Андрей Мирошниченко: Интересные полевые исследования проводил Александр Лурия, коллега Льва Выготского, в конце 30-х годов в Средней Азии. Они пытались исследовать психологию человека дописьменной культуры, не обладающего грамотностью, пытались понять, как работает силлогизм на неграмотном человеке. Они говорили крестьянину: все медведи на Севере белые, Новая земля находится на Севере – какого цвета медведи на Новой земле? Ни один крестьянин не дал ответа, правильного с точки зрения грамотного человека. Все крестьяне говорили: не знаю, надо спросить у охотников, которые охотятся на Новой земле, надо спросить у стариков. Человек дописьменной культуры не в состоянии индуцировать абстрактное знание из логических предпосылок, потому что не имеет конкретного практического опыта. Такой человек вообще не знает, что абстрактное знание существует отдельно от человека и оно истинно, он опирается только на собственный опыт. 

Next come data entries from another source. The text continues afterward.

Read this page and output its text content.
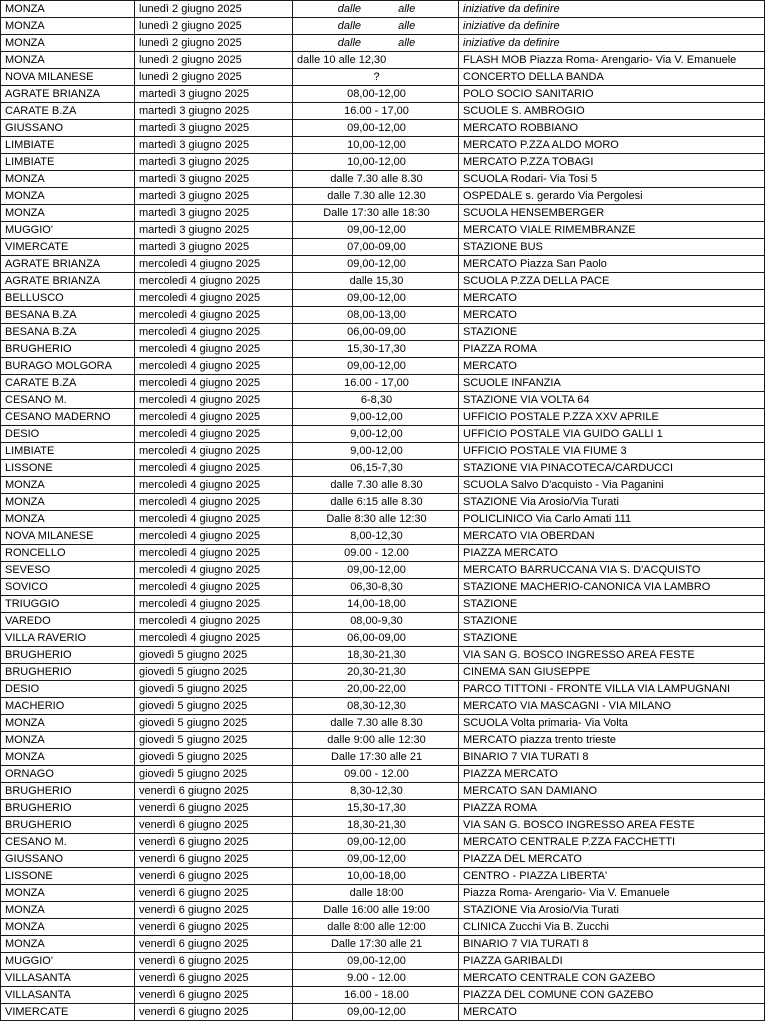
MONZA	lunedì 2 giugno 2025	dalle alle	iniziative da definire
MONZA	lunedì 2 giugno 2025	dalle alle	iniziative da definire
MONZA	lunedì 2 giugno 2025	dalle alle	iniziative da definire
MONZA	lunedì 2 giugno 2025	dalle 10 alle 12,30	FLASH MOB Piazza Roma- Arengario- Via V. Emanuele
NOVA MILANESE	lunedì 2 giugno 2025	?	CONCERTO DELLA BANDA
AGRATE BRIANZA	martedì 3 giugno 2025	08,00-12,00	POLO SOCIO SANITARIO
CARATE B.ZA	martedì 3 giugno 2025	16.00 - 17,00	SCUOLE S. AMBROGIO
GIUSSANO	martedì 3 giugno 2025	09,00-12,00	MERCATO ROBBIANO
LIMBIATE	martedì 3 giugno 2025	10,00-12,00	MERCATO P.ZZA ALDO MORO
LIMBIATE	martedì 3 giugno 2025	10,00-12,00	MERCATO P.ZZA TOBAGI
MONZA	martedì 3 giugno 2025	dalle 7.30 alle 8.30	SCUOLA Rodari- Via Tosi 5
MONZA	martedì 3 giugno 2025	dalle 7.30 alle 12.30	OSPEDALE s. gerardo Via Pergolesi
MONZA	martedì 3 giugno 2025	Dalle 17:30 alle 18:30	SCUOLA HENSEMBERGER
MUGGIO'	martedì 3 giugno 2025	09,00-12,00	MERCATO VIALE RIMEMBRANZE
VIMERCATE	martedì 3 giugno 2025	07,00-09,00	STAZIONE BUS
AGRATE BRIANZA	mercoledì 4 giugno 2025	09,00-12,00	MERCATO Piazza San Paolo
AGRATE BRIANZA	mercoledì 4 giugno 2025	dalle 15,30	SCUOLA P.ZZA DELLA PACE
BELLUSCO	mercoledì 4 giugno 2025	09,00-12,00	MERCATO
BESANA B.ZA	mercoledì 4 giugno 2025	08,00-13,00	MERCATO
BESANA B.ZA	mercoledì 4 giugno 2025	06,00-09,00	STAZIONE
BRUGHERIO	mercoledì 4 giugno 2025	15,30-17,30	PIAZZA ROMA
BURAGO MOLGORA	mercoledì 4 giugno 2025	09,00-12,00	MERCATO
CARATE B.ZA	mercoledì 4 giugno 2025	16.00 - 17,00	SCUOLE INFANZIA
CESANO M.	mercoledì 4 giugno 2025	6-8,30	STAZIONE VIA VOLTA 64
CESANO MADERNO	mercoledì 4 giugno 2025	9,00-12,00	UFFICIO POSTALE P.ZZA XXV APRILE
DESIO	mercoledì 4 giugno 2025	9,00-12,00	UFFICIO POSTALE VIA GUIDO GALLI 1
LIMBIATE	mercoledì 4 giugno 2025	9,00-12,00	UFFICIO POSTALE VIA FIUME 3
LISSONE	mercoledì 4 giugno 2025	06,15-7,30	STAZIONE VIA PINACOTECA/CARDUCCI
MONZA	mercoledì 4 giugno 2025	dalle 7.30 alle 8.30	SCUOLA Salvo D'acquisto - Via Paganini
MONZA	mercoledì 4 giugno 2025	dalle 6:15 alle 8.30	STAZIONE Via Arosio/Via Turati
MONZA	mercoledì 4 giugno 2025	Dalle 8:30 alle 12:30	POLICLINICO Via Carlo Amati 111
NOVA MILANESE	mercoledì 4 giugno 2025	8,00-12,30	MERCATO VIA OBERDAN
RONCELLO	mercoledì 4 giugno 2025	09.00 - 12.00	PIAZZA MERCATO
SEVESO	mercoledì 4 giugno 2025	09,00-12,00	MERCATO BARRUCCANA VIA S. D'ACQUISTO
SOVICO	mercoledì 4 giugno 2025	06,30-8,30	STAZIONE MACHERIO-CANONICA VIA LAMBRO
TRIUGGIO	mercoledì 4 giugno 2025	14,00-18,00	STAZIONE
VAREDO	mercoledì 4 giugno 2025	08,00-9,30	STAZIONE
VILLA RAVERIO	mercoledì 4 giugno 2025	06,00-09,00	STAZIONE
BRUGHERIO	giovedì 5 giugno 2025	18,30-21,30	VIA SAN G. BOSCO INGRESSO AREA FESTE
BRUGHERIO	giovedì 5 giugno 2025	20,30-21,30	CINEMA SAN GIUSEPPE
DESIO	giovedì 5 giugno 2025	20,00-22,00	PARCO TITTONI - FRONTE VILLA VIA LAMPUGNANI
MACHERIO	giovedì 5 giugno 2025	08,30-12,30	MERCATO VIA MASCAGNI - VIA MILANO
MONZA	giovedì 5 giugno 2025	dalle 7.30 alle 8.30	SCUOLA Volta primaria- Via Volta
MONZA	giovedì 5 giugno 2025	dalle 9:00 alle 12:30	MERCATO piazza trento trieste
MONZA	giovedì 5 giugno 2025	Dalle 17:30 alle 21	BINARIO 7 VIA TURATI 8
ORNAGO	giovedì 5 giugno 2025	09.00 - 12.00	PIAZZA MERCATO
BRUGHERIO	venerdì 6 giugno 2025	8,30-12,30	MERCATO SAN DAMIANO
BRUGHERIO	venerdì 6 giugno 2025	15,30-17,30	PIAZZA ROMA
BRUGHERIO	venerdì 6 giugno 2025	18,30-21,30	VIA SAN G. BOSCO INGRESSO AREA FESTE
CESANO M.	venerdì 6 giugno 2025	09,00-12,00	MERCATO CENTRALE P.ZZA FACCHETTI
GIUSSANO	venerdì 6 giugno 2025	09,00-12,00	PIAZZA DEL MERCATO
LISSONE	venerdì 6 giugno 2025	10,00-18,00	CENTRO - PIAZZA LIBERTA'
MONZA	venerdì 6 giugno 2025	dalle 18:00	Piazza Roma- Arengario- Via V. Emanuele
MONZA	venerdì 6 giugno 2025	Dalle 16:00 alle 19:00	STAZIONE Via Arosio/Via Turati
MONZA	venerdì 6 giugno 2025	dalle 8:00 alle 12:00	CLINICA Zucchi Via B. Zucchi
MONZA	venerdì 6 giugno 2025	Dalle 17:30 alle 21	BINARIO 7 VIA TURATI 8
MUGGIO'	venerdì 6 giugno 2025	09,00-12,00	PIAZZA GARIBALDI
VILLASANTA	venerdì 6 giugno 2025	9.00 - 12.00	MERCATO CENTRALE CON GAZEBO
VILLASANTA	venerdì 6 giugno 2025	16.00 - 18.00	PIAZZA DEL COMUNE CON GAZEBO
VIMERCATE	venerdì 6 giugno 2025	09,00-12,00	MERCATO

Сергей Медведев: На верифицированные факты, которые может потрогать. 

Андрей Мирошниченко: Если он вдруг неправильно интерпретирует эти факты, то, в конце концов, это будет опасно для его жизни. Оттого эти люди были очень осторожны и не судили о том, чего не знают. Маклюэн говорил, что, обретая письменность, человек стал шизофреником, потому что его мир раздвоился, появился мир физических реакций и мир абстрактного знания, индуцированного и сколь угодно сложно выводимого. Мы сейчас возвращаемся, с одной стороны, в это дописьменное, дограмотное состояние, когда нет истины, записанной на скрижалях. Но, с другой стороны, мы получили в наследство от письменной эпохи представление о нашей способности вывести знания из умозаключений. То есть, в отличие от того крестьянина, мы можем судить о медведях на Новой земле, которых никогда не видели. 

Сергей Медведев: Абстрактное мышление – это производный продукт от письменности. 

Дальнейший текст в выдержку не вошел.